The North's official KCNA news agency said Kim inspected two facilities of the Korean People's Army, without saying when he made the visits.
"He highly praised them on their successes in training and put forward highly important tasks which would serve as guidelines for bolstering up the heroic Korean People's Army as invincible revolutionary armed forces," it said.
The agency has not yet released pictures from the visits.
At the weekend, the North released photographs it said showed Kim watching a soccer match. Last month it said he was out in public twice -- once to see a separate soccer match and inspect a unit of women soldiers.
But the undated photographs released by the North of two of those visits raised more questions about his health than they answered.

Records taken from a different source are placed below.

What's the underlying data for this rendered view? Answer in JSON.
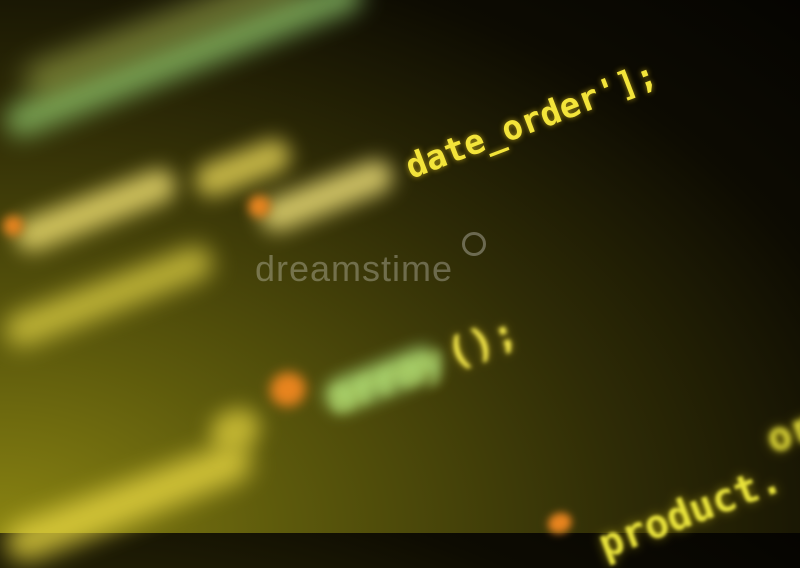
{
  "code": {
    "line_date_order": "date_order'];",
    "line_array_call": "();",
    "line_array_word": "array",
    "line_product": "product.",
    "line_product_suffix": "ord"
  },
  "watermark": {
    "text": "dreamstime"
  },
  "colors": {
    "code_yellow": "#f3e43a",
    "code_green": "#9fd36a",
    "accent_orange": "#e8841e",
    "background_dark": "#050401",
    "background_olive": "#8a8412"
  }
}
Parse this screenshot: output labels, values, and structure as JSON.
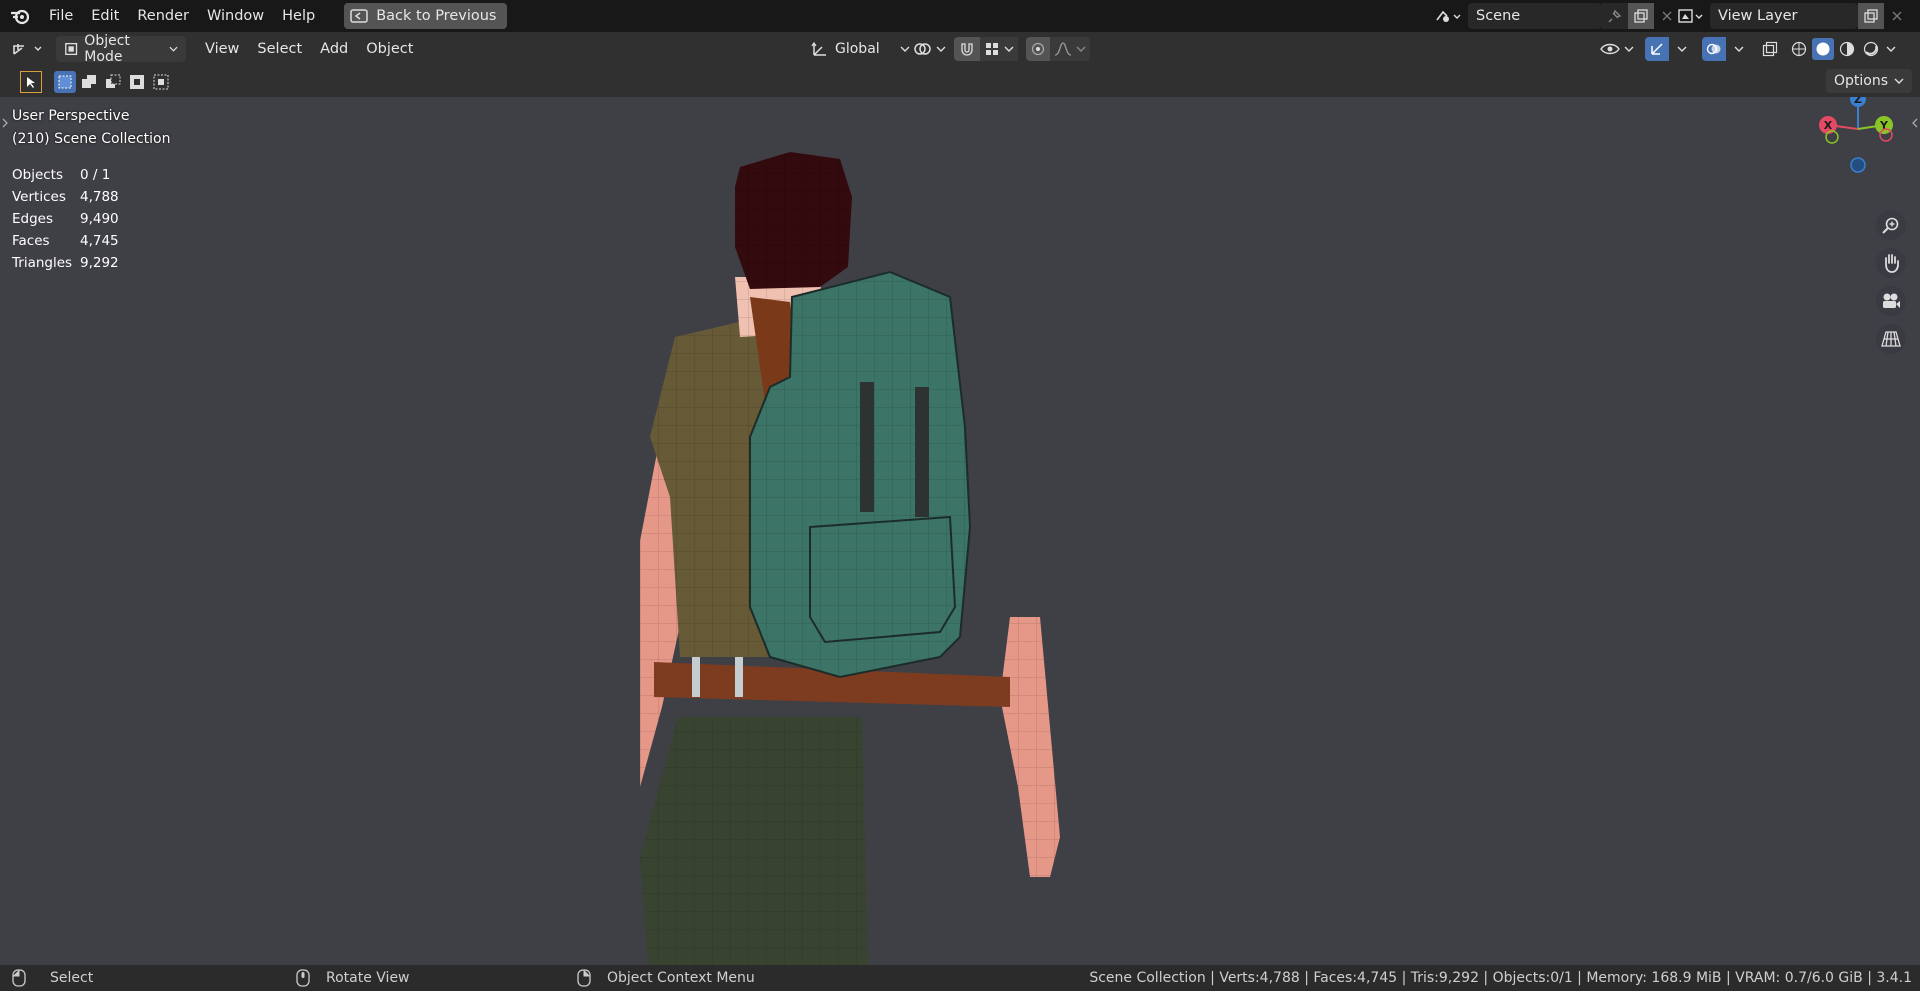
{
  "menubar": {
    "items": [
      "File",
      "Edit",
      "Render",
      "Window",
      "Help"
    ],
    "back_label": "Back to Previous",
    "scene_name": "Scene",
    "view_layer_name": "View Layer"
  },
  "header": {
    "mode": "Object Mode",
    "menus": [
      "View",
      "Select",
      "Add",
      "Object"
    ],
    "orientation": "Global"
  },
  "toolbar": {
    "options_label": "Options"
  },
  "viewport": {
    "view_name": "User Perspective",
    "collection": "(210) Scene Collection",
    "stats": [
      {
        "label": "Objects",
        "value": "0 / 1"
      },
      {
        "label": "Vertices",
        "value": "4,788"
      },
      {
        "label": "Edges",
        "value": "9,490"
      },
      {
        "label": "Faces",
        "value": "4,745"
      },
      {
        "label": "Triangles",
        "value": "9,292"
      }
    ],
    "axes": {
      "x": "X",
      "y": "Y",
      "z": "Z"
    }
  },
  "statusbar": {
    "left_click": "Select",
    "middle_click": "Rotate View",
    "right_click": "Object Context Menu",
    "info": "Scene Collection | Verts:4,788 | Faces:4,745 | Tris:9,292 | Objects:0/1 | Memory: 168.9 MiB | VRAM: 0.7/6.0 GiB | 3.4.1"
  },
  "colors": {
    "viewport_bg": "#3f3f46",
    "accent_blue": "#4772b3",
    "axis_x": "#e24b63",
    "axis_y": "#8ac528",
    "axis_z": "#3b7fd1"
  }
}
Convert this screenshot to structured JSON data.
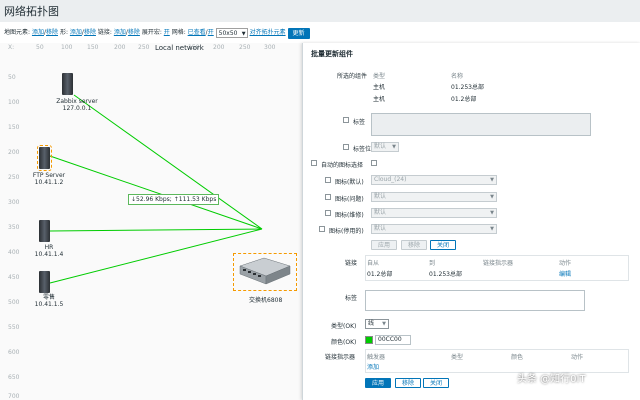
{
  "page": {
    "title": "网络拓扑图"
  },
  "toolbar": {
    "map_elements_label": "地图元素:",
    "add": "添加",
    "sep": "/",
    "remove": "移除",
    "shape_label": "形:",
    "link_label": "链接:",
    "expand_label": "展开宏:",
    "expand_value": "开",
    "grid_label": "网格:",
    "grid_shown": "已查看",
    "grid_on": "开",
    "grid_size": "50x50",
    "align_label": "对齐拓扑元素",
    "update": "更新"
  },
  "map": {
    "title": "Local network",
    "ruler_x": [
      "X: ",
      "50",
      "100",
      "150",
      "200",
      "250",
      "300"
    ],
    "ruler_y": [
      "50",
      "100",
      "150",
      "200",
      "250",
      "300",
      "350",
      "400",
      "450",
      "500",
      "550",
      "600",
      "650",
      "700"
    ],
    "link_traffic": "↓52.96 Kbps; ↑111.53 Kbps",
    "nodes": [
      {
        "name": "Zabbix server",
        "ip": "127.0.0.1"
      },
      {
        "name": "FTP Server",
        "ip": "10.41.1.2"
      },
      {
        "name": "HR",
        "ip": "10.41.1.4"
      },
      {
        "name": "零售",
        "ip": "10.41.1.5"
      }
    ],
    "switch_label": "交换机6808"
  },
  "panel": {
    "title": "批量更新组件",
    "selected_label": "所选的组件",
    "col_type": "类型",
    "col_name": "名称",
    "rows": [
      {
        "type": "主机",
        "name": "01.253总部"
      },
      {
        "type": "主机",
        "name": "01.2总部"
      }
    ],
    "label_label": "标签",
    "label_position_label": "标签位置",
    "label_position_value": "默认",
    "auto_icon_label": "自动的图标选择",
    "icon_default_label": "图标(默认)",
    "icon_default_value": "Cloud_(24)",
    "icon_problem_label": "图标(问题)",
    "icon_problem_value": "默认",
    "icon_maintenance_label": "图标(维修)",
    "icon_maintenance_value": "默认",
    "icon_disabled_label": "图标(停用的)",
    "icon_disabled_value": "默认",
    "apply_small": "应用",
    "remove_small": "移除",
    "close_small": "关闭",
    "links_label": "链接",
    "links_col_from": "自从",
    "links_col_to": "到",
    "links_col_indicator": "链接指示器",
    "links_col_action": "动作",
    "link_row": {
      "from": "01.2总部",
      "to": "01.253总部",
      "action": "编辑"
    },
    "link_label_label": "标签",
    "type_ok_label": "类型(OK)",
    "type_ok_value": "线",
    "color_ok_label": "颜色(OK)",
    "color_ok_value": "00CC00",
    "indicator_label": "链接指示器",
    "ind_col_trigger": "触发器",
    "ind_col_type": "类型",
    "ind_col_color": "颜色",
    "ind_col_action": "动作",
    "ind_add": "添加",
    "apply": "应用",
    "remove": "移除",
    "close": "关闭"
  },
  "watermark": "头条 @知行0IT",
  "colors": {
    "accent": "#0275b8",
    "link_green": "#00cc00",
    "selection": "#f59a00"
  }
}
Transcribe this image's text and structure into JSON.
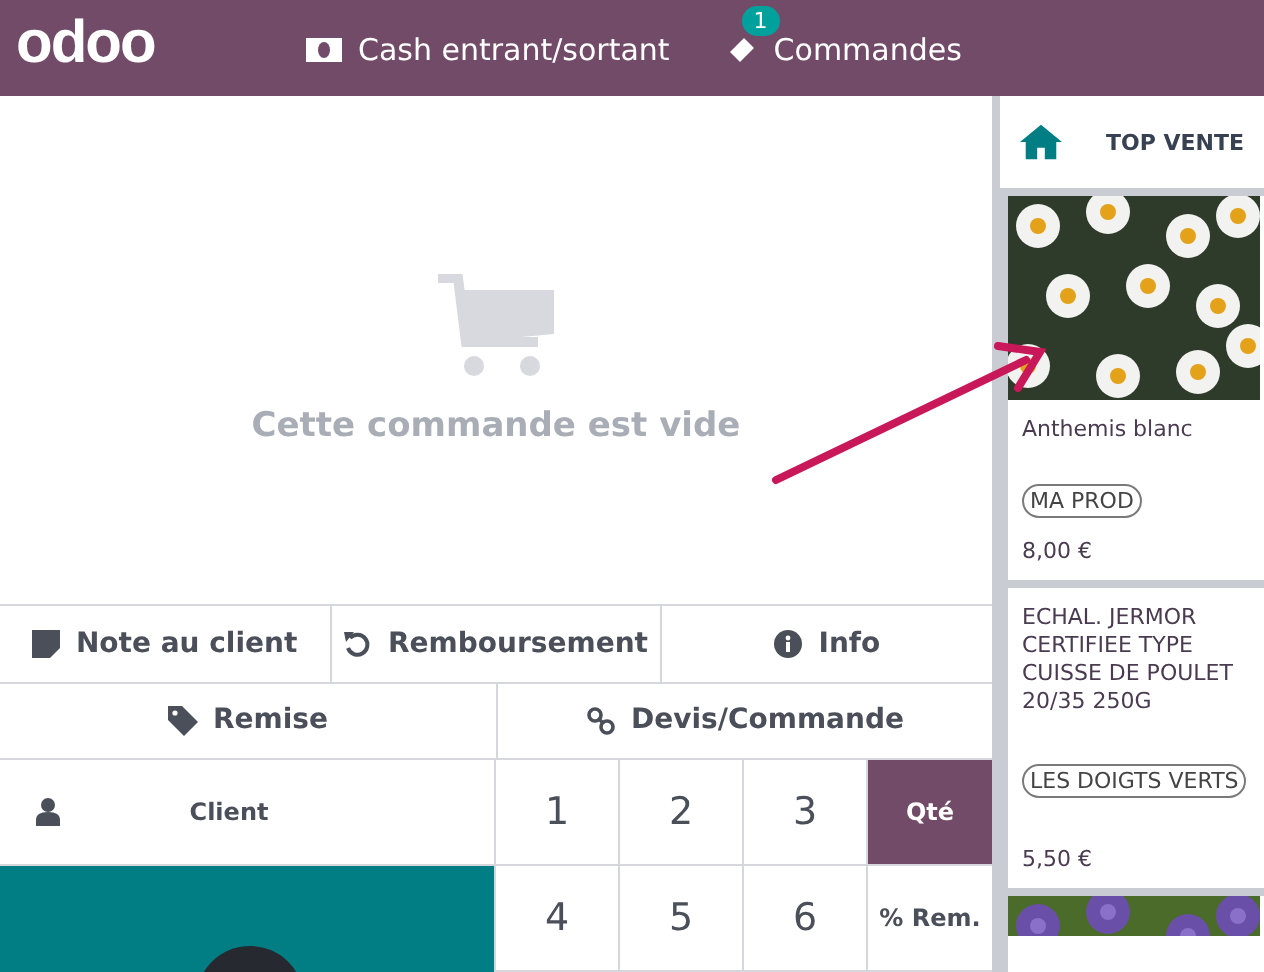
{
  "header": {
    "logo": "odoo",
    "menu": [
      {
        "kind": "cash",
        "label": "Cash entrant/sortant"
      },
      {
        "kind": "orders",
        "label": "Commandes",
        "badge": "1"
      }
    ]
  },
  "order": {
    "empty_message": "Cette commande est vide"
  },
  "actions": [
    [
      {
        "kind": "note",
        "label": "Note au client"
      },
      {
        "kind": "refund",
        "label": "Remboursement"
      },
      {
        "kind": "info",
        "label": "Info"
      }
    ],
    [
      {
        "kind": "tag",
        "label": "Remise"
      },
      {
        "kind": "link",
        "label": "Devis/Commande"
      }
    ]
  ],
  "client": {
    "label": "Client"
  },
  "numpad": [
    [
      {
        "label": "1",
        "selected": false
      },
      {
        "label": "2",
        "selected": false
      },
      {
        "label": "3",
        "selected": false
      },
      {
        "label": "Qté",
        "selected": true
      }
    ],
    [
      {
        "label": "4",
        "selected": false
      },
      {
        "label": "5",
        "selected": false
      },
      {
        "label": "6",
        "selected": false
      },
      {
        "label": "% Rem.",
        "selected": false
      }
    ]
  ],
  "categories": {
    "label": "TOP VENTE"
  },
  "products": [
    {
      "kind": "picture",
      "name": "Anthemis blanc",
      "tag": "MA PROD",
      "price": "8,00 €"
    },
    {
      "kind": "text",
      "name": "ECHAL. JERMOR CERTIFIEE TYPE CUISSE DE POULET 20/35 250G",
      "tag": "LES DOIGTS VERTS",
      "price": "5,50 €"
    },
    {
      "kind": "picture"
    }
  ]
}
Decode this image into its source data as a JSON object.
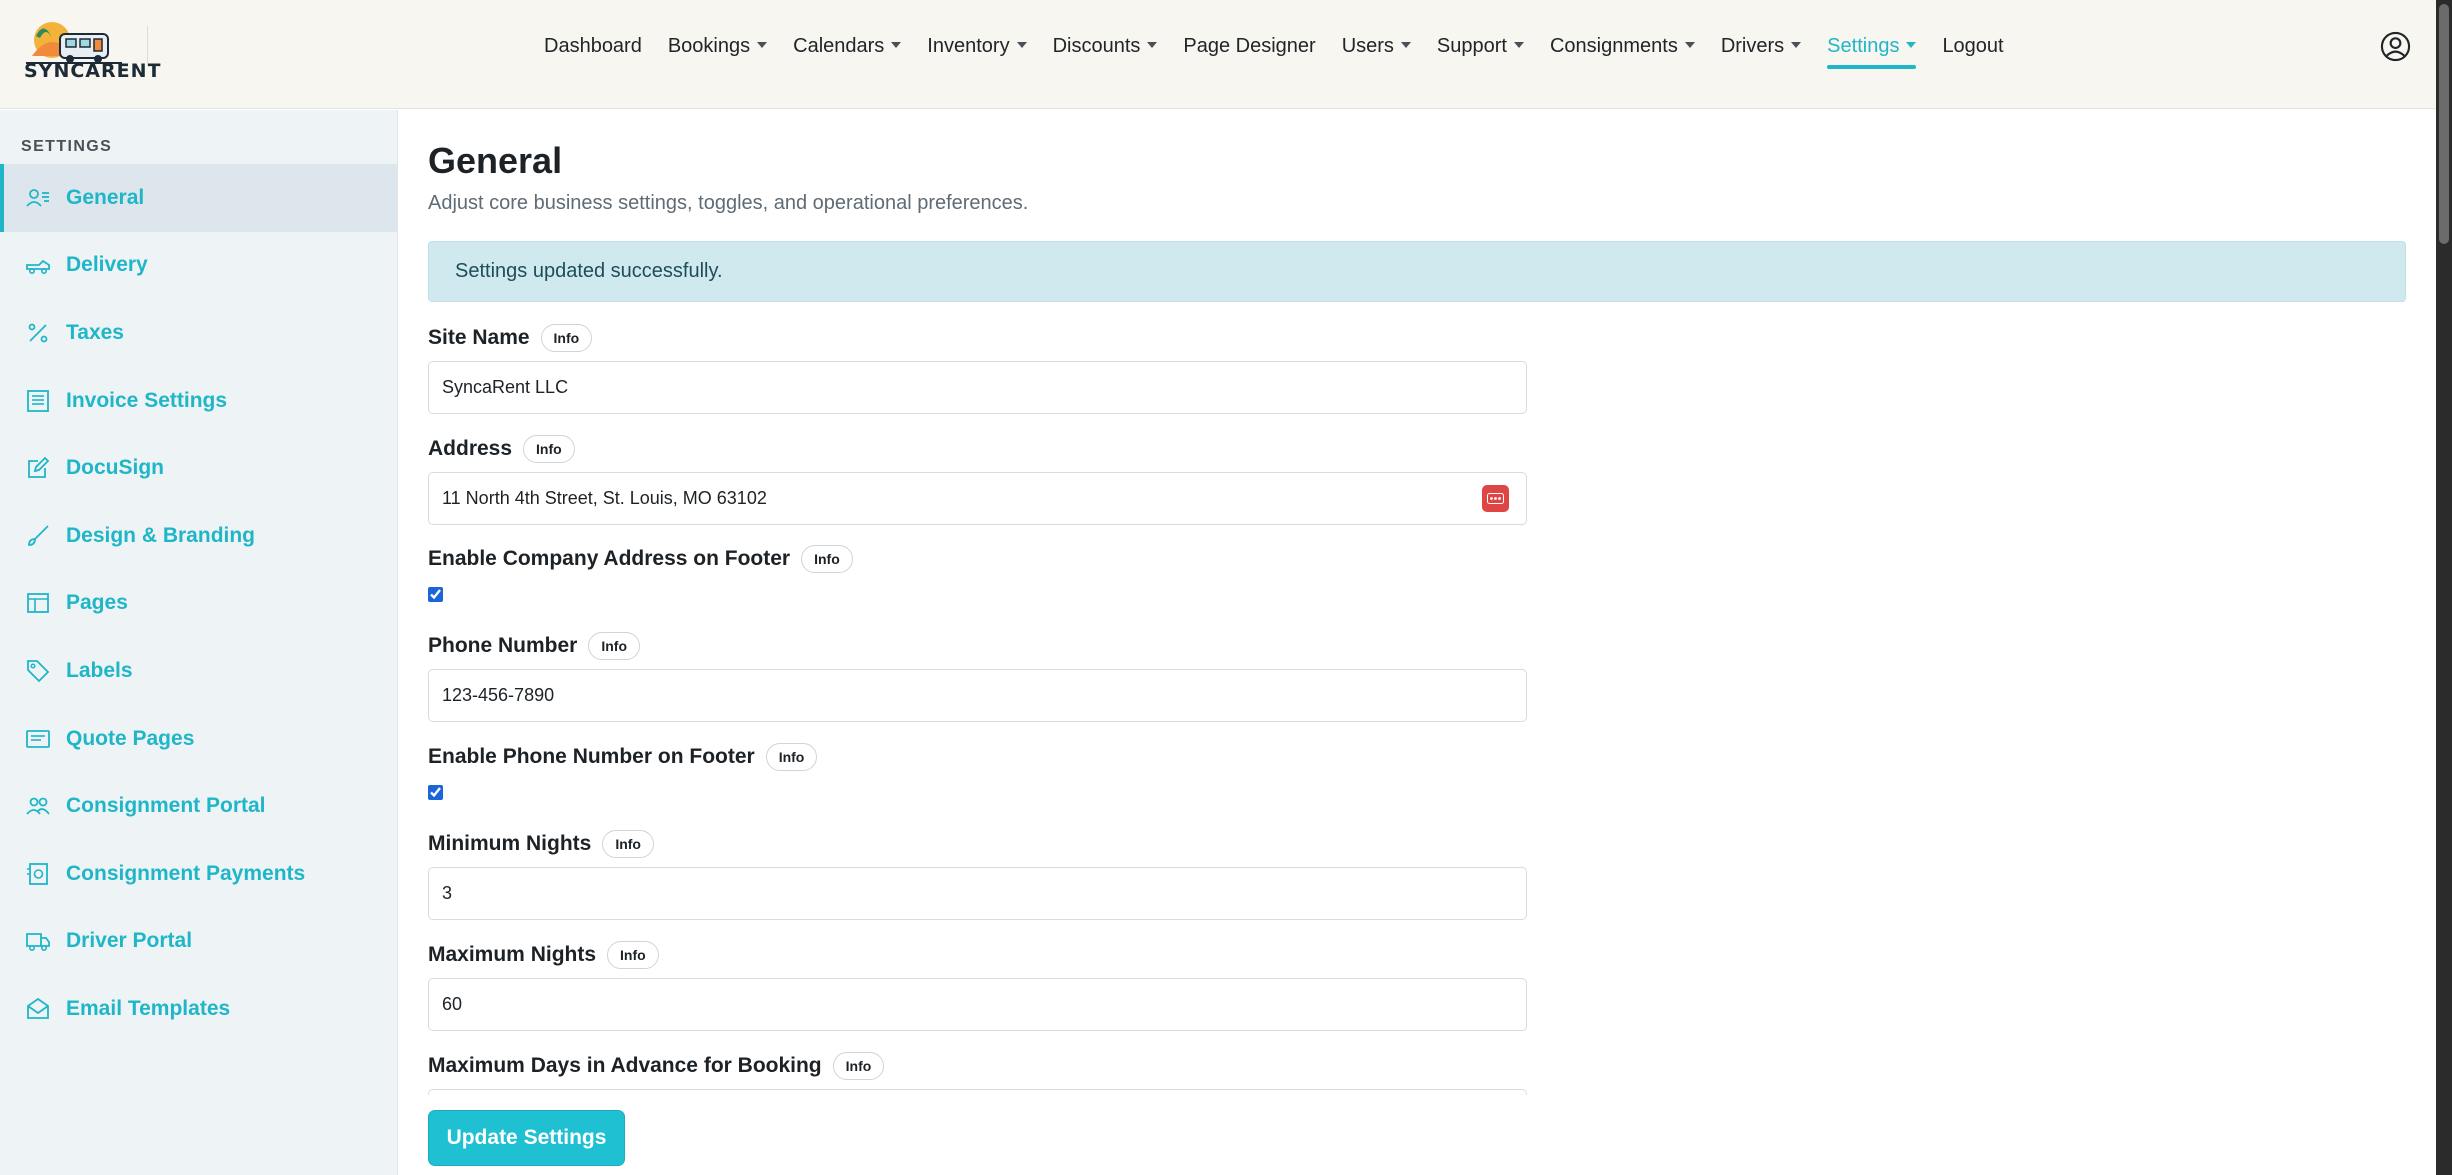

Experts in the South said the pictures released in October of his visit to the women's soldiers were taken several months ago, and well before his illness.
Pictures released at the weekend of the soccer match show Kim smiling and standing, but speculation was raised in the South's media that Kim may have suffered some paralysis on his left side based on a few glimpses of a little used left hand.
South Korean officials said Kim was apparently on the mend from a stroke. His illness has raised questions about leadership in Asia's only communist dynasty and who was making decisions concerning its nuclear arsenal.